If we want grid markup with form-horizontal, it would be correct to re-introduce both at once.
graph: align the dots with the middle of the first *visible* child element
The changelog graph will have invisible first elements when a range is selected. That caused an odd graph. Fixed by adding the :visible selector that was lost in 5258b66bf5d7.
docs: add documentation about internationalization from a user perspective
While there is already documentation about creating and updating translations (developer perspective), there was nothing for the user/admin of Kallithea. Since the handling in TurboGears2 is different, this is a good time to add it.
i18n: use TG2 compatible settings names i18n.lang and i18n.enabled
Following changes are made: - Remove list of available translations: severely outdated and hard to maintain. - Replace lang with i18n.lang, reasons: - Follow TurboGears2 conventions - Align with 'i18n.enabled' which cannot be shortened - Scoped settings provide grouping and are more clear The old 'lang' is still recognized though, so no upgrade issue. - Introduce/document i18n.enabled
Comments are intentionally kept concise in favor of the documentation.
Under TurboGears2, automatic user language detection based on browser settings is enabled by default. If a user has 'English' as preferred language in the browser, then the old English .mo file with a few dummy entries would be read and used first, before trying the language configured in the Kallithea .ini file (e.g. French). This renders a mix of languages in the UI ... which is unexpected.

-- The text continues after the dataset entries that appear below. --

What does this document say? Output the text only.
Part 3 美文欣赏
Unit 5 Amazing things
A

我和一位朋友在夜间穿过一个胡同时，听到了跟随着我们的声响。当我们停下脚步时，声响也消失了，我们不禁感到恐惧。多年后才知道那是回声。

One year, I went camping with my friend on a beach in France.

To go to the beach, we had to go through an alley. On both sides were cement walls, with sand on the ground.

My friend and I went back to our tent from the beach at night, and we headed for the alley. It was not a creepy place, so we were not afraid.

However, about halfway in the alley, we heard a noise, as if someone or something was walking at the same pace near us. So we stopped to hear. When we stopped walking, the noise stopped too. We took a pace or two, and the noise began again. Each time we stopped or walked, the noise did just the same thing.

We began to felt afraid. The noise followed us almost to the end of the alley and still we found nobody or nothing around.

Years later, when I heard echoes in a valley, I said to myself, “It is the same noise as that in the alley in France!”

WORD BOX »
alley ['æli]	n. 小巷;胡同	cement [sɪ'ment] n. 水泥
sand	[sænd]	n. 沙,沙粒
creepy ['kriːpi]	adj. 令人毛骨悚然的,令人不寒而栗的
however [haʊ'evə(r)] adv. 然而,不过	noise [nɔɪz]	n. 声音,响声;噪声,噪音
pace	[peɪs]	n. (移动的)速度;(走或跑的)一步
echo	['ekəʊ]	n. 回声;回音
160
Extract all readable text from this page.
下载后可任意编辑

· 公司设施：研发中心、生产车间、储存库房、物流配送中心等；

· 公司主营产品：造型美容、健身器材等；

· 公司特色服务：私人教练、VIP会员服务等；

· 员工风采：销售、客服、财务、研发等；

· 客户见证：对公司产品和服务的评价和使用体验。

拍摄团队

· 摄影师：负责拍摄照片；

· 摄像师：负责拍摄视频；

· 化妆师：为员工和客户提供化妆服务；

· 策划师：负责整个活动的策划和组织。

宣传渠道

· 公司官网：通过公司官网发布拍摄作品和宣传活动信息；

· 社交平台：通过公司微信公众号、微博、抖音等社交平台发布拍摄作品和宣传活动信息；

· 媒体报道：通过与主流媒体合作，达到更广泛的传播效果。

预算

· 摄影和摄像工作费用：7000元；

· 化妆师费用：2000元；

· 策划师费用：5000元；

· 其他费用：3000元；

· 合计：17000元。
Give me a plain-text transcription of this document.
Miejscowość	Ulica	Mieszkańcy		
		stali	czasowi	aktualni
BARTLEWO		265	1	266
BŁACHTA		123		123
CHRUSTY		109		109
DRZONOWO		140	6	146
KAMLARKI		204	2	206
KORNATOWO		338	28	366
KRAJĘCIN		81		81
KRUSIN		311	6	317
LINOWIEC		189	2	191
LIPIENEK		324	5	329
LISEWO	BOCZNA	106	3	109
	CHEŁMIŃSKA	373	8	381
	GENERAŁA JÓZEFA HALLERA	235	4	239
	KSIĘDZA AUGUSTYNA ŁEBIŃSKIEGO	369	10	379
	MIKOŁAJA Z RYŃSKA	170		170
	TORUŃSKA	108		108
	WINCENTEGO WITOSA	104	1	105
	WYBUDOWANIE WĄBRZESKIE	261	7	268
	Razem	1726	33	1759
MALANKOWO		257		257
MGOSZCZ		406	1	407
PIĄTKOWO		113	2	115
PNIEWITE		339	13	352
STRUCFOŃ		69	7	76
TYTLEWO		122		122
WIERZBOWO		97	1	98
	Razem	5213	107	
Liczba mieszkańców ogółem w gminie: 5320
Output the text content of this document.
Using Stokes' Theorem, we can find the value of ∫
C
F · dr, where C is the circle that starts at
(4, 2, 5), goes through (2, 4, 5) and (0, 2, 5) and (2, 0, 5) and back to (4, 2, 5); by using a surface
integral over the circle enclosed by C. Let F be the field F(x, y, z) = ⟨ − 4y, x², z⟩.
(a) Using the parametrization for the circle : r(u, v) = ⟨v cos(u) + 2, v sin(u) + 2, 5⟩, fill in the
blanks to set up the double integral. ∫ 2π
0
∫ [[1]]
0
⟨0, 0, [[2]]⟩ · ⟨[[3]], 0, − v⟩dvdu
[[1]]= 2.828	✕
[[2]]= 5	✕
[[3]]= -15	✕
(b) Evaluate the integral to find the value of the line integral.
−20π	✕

The hiding of configured translation is fixed by removing the old english translationfile. It was preserved via commit 7d6c4bd58abd when removing all other .mo files. The next release will require major config changes anyway, and we don't try to be backwards compatible.
When the browser size has been changed, the dots may no longer be correctly aligned with the table rows. Currently, the graph will just overflow without changing size, but that can soon change.